È preoccupante che per interessi capitalistici si vendano i nostri dati, incoraggiando i giovani a rimanere online, piuttosto che incontrarsi. Le possibili conseguenze politiche di questo fenomeno sono evidenti, in quanto le persone esprimono la loro opposizione al capitalismo guerrafondaio online, piuttosto che nelle strade o attraverso altri mezzi di partecipazione politica diretta. Eppure, nell’ultimo decennio, abbiamo assistito a un enorme aumento delle discussioni teoriche e politiche tra le generazioni più giovani, sulla scia del periodo del theory blogging del 2000 e del 2010, quando Fisher e altri teorici angloamericani hanno coinvolto una nuova generazione nella critica marxista. Oggi questo processo si è ampliato con account Instagram, Facebook e YouTube dedicati a Fisher, Marx, Adorno, Hegel, Deleuze, o alla critica socialista, comunista o anarchica in generale.
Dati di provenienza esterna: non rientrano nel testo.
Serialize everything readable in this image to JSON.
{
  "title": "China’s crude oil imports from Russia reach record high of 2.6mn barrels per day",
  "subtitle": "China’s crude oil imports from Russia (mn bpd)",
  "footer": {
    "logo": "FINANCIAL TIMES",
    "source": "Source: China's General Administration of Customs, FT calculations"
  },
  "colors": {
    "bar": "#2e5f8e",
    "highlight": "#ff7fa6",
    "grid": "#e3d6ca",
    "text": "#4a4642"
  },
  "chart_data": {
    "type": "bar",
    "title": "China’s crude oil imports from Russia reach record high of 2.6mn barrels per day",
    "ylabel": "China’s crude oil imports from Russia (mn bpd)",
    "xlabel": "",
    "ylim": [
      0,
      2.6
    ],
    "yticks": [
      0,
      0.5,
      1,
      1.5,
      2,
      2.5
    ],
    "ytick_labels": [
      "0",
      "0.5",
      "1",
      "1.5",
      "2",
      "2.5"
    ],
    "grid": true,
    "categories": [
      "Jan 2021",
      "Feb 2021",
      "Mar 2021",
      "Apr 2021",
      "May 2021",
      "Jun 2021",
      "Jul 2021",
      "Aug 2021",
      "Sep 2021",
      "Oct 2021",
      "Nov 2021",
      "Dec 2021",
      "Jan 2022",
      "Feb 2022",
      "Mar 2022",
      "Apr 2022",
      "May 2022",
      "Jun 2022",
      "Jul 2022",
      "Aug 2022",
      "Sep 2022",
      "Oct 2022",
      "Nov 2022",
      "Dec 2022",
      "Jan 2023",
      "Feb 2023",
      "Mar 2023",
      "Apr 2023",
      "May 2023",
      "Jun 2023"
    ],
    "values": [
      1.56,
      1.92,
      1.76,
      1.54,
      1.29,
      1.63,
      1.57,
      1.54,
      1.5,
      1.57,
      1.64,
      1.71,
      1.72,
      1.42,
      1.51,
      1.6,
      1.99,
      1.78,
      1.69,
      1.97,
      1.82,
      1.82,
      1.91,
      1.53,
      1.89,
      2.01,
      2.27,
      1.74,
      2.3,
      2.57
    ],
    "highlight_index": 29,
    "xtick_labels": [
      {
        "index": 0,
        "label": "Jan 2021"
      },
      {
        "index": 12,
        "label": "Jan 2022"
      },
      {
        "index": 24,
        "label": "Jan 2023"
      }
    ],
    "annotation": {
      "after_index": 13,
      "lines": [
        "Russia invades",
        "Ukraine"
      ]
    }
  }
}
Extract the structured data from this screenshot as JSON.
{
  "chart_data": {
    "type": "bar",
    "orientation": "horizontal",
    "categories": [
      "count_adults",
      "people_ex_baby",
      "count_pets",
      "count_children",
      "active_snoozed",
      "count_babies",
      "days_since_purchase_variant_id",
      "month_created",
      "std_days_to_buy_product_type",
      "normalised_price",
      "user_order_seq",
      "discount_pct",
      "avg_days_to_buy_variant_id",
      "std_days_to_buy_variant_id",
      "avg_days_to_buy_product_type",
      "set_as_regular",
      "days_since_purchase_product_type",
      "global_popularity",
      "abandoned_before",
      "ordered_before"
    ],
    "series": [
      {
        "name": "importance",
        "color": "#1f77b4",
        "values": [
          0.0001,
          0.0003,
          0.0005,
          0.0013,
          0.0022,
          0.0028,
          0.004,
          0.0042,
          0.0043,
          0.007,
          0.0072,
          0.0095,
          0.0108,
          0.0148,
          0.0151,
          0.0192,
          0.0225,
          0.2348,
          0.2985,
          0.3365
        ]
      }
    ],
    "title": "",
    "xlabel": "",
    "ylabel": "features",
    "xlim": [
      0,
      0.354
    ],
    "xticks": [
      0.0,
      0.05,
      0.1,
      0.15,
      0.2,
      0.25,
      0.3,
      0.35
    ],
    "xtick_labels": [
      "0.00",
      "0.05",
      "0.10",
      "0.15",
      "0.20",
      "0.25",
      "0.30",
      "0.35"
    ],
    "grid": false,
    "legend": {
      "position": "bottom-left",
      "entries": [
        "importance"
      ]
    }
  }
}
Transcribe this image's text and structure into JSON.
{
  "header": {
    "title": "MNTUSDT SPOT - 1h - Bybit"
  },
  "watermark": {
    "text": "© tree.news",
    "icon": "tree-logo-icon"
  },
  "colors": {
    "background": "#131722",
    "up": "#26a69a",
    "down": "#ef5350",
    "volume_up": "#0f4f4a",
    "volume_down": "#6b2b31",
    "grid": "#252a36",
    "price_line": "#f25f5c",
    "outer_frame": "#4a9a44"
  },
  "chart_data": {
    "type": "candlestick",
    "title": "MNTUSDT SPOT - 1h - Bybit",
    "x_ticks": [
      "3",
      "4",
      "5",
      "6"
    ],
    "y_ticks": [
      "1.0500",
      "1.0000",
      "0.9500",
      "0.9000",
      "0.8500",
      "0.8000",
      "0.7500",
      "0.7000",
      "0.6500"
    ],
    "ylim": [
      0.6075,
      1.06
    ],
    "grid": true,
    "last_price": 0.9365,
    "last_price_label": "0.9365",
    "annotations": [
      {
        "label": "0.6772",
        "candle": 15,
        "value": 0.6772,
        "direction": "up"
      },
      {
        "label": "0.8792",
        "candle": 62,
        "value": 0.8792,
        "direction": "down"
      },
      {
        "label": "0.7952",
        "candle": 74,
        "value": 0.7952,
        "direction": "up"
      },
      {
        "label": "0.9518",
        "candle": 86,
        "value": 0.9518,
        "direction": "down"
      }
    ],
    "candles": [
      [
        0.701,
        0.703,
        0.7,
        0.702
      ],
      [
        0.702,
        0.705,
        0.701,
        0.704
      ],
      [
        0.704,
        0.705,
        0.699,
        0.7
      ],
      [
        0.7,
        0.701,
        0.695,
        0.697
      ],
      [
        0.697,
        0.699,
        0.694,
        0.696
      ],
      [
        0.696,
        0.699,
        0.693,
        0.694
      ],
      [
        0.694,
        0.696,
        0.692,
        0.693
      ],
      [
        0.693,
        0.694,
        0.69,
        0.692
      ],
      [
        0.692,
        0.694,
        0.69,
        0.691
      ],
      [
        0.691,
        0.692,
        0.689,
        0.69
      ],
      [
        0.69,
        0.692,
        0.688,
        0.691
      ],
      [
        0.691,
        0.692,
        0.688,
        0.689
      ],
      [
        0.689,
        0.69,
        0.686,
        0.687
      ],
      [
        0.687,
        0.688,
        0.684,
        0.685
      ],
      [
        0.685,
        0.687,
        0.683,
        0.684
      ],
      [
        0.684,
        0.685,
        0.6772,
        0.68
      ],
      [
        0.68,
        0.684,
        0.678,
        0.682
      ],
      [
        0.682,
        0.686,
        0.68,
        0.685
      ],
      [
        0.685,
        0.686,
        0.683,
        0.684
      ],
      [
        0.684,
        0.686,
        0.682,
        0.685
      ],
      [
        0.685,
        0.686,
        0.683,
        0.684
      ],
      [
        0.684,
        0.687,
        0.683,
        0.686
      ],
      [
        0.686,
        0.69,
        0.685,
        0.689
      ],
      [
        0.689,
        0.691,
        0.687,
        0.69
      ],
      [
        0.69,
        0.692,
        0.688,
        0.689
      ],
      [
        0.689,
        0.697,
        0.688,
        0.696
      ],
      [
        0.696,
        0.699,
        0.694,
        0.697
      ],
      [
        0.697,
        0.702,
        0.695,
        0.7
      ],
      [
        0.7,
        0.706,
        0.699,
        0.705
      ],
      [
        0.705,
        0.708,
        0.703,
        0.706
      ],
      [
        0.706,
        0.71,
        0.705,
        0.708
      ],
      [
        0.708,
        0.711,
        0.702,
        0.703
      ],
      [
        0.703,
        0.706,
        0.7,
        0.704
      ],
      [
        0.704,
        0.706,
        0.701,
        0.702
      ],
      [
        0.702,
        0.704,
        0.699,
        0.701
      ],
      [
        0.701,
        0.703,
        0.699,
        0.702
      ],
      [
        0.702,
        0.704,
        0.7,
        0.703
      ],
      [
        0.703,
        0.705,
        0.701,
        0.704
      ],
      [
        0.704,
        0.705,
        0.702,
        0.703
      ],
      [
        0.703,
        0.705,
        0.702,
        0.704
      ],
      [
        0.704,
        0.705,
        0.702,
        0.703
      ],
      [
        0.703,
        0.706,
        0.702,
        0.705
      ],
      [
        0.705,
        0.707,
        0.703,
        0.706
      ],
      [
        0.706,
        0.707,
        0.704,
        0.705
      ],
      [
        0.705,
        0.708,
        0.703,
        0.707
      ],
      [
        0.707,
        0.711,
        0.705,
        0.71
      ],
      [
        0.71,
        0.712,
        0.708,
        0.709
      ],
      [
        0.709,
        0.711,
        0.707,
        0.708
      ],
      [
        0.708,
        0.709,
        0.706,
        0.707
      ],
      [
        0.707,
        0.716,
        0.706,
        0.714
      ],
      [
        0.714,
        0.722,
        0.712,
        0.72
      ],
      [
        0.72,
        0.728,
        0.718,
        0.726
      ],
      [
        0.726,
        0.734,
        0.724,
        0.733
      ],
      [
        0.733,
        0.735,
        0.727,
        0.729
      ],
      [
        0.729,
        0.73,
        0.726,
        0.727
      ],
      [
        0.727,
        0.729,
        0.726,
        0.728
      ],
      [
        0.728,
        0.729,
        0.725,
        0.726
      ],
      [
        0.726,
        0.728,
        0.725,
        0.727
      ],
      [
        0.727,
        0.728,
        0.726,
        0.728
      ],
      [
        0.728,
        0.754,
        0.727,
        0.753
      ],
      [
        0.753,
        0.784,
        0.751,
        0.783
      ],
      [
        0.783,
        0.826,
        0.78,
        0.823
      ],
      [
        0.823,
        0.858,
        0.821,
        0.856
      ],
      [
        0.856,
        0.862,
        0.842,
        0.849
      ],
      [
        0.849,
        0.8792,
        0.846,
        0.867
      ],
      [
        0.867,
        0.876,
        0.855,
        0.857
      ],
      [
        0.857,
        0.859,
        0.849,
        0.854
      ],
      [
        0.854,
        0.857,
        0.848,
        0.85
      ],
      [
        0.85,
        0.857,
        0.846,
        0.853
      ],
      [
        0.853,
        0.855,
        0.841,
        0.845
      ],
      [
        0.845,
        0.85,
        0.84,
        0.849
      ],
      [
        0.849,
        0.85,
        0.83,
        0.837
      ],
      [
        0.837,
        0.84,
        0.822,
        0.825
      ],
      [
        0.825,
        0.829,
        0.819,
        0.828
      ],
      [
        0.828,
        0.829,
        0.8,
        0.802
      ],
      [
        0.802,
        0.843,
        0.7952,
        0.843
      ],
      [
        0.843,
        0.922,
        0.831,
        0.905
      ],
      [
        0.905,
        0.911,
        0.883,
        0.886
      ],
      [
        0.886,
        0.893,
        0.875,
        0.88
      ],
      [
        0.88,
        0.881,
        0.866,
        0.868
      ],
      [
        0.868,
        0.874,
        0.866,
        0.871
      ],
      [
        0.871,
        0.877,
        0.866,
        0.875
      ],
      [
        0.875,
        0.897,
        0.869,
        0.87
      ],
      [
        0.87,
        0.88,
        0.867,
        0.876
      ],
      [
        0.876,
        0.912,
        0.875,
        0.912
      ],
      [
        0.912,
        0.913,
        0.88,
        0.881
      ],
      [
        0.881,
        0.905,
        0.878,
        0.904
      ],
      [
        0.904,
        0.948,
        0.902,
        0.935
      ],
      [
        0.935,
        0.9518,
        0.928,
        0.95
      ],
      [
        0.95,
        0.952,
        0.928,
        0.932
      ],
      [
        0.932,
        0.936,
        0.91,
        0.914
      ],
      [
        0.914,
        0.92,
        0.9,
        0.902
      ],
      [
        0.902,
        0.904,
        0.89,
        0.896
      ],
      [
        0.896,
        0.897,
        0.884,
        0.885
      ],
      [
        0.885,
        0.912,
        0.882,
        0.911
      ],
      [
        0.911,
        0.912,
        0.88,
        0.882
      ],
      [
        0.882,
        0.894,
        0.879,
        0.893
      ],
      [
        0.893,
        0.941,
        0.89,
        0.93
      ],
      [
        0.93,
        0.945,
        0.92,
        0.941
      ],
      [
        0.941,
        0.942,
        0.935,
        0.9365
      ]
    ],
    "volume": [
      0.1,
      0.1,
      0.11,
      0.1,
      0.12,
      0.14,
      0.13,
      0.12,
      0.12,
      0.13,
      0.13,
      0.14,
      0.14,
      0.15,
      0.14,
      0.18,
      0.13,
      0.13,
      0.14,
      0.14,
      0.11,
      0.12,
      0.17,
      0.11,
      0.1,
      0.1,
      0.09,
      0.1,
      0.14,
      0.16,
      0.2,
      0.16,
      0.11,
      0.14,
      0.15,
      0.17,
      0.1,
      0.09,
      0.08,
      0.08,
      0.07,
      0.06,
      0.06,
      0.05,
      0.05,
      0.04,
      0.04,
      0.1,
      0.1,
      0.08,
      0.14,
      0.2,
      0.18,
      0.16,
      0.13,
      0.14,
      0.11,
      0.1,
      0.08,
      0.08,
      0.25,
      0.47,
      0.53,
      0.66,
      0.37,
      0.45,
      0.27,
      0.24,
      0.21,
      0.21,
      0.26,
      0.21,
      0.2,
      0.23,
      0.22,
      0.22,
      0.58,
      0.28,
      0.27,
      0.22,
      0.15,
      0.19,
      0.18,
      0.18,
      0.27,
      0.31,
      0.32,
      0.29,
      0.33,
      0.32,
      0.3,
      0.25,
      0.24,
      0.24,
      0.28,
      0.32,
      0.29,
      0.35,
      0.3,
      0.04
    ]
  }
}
Non dobbiamo perdere di vista l’importanza di questo aspetto, né darlo per scontato, soprattutto perché agli aspiranti compagni di altri Paesi è vietato impegnarsi liberamente in un discorso teorico che metta in discussione lo status quo politico locale. È vero che l’algoritmo cerca di guadagnare su di noi 24 ore su 24, 7 giorni su 7, e ci costringe a postare in continuazione. Ma è anche vero che gli strumenti teorici per sfidare il potere possono essere trovati tra la costellazione di altre immagini mediatiche (pubblicità, cospirazioni dell’estrema destra, video, selfie delle Kardashian, ecc.). Come la Scuola di Francoforte durante e dopo la Seconda guerra mondiale, dobbiamo essere pronti a far leva sulla possibilità di pensare contro il mainstream anche dall’interno. Questo è vero in Italia come altrove, data la prevalenza del populismo di destra nella sfera politica e mediatica, ma anche grazie alla crescente comunità di meme di sinistra. In un Paese in cui le proteste di piazza fanno parte della cultura, forse è ancora possibile sognare un movimento di sinistra ibridato, online e nella vita reale, che arresti la marcia della destra e porti a un nuovo periodo di assistenzialismo sociale. Come dimostra il lavoro di Fisher e della Scuola di Francoforte, storicamente non siamo soli a sognare.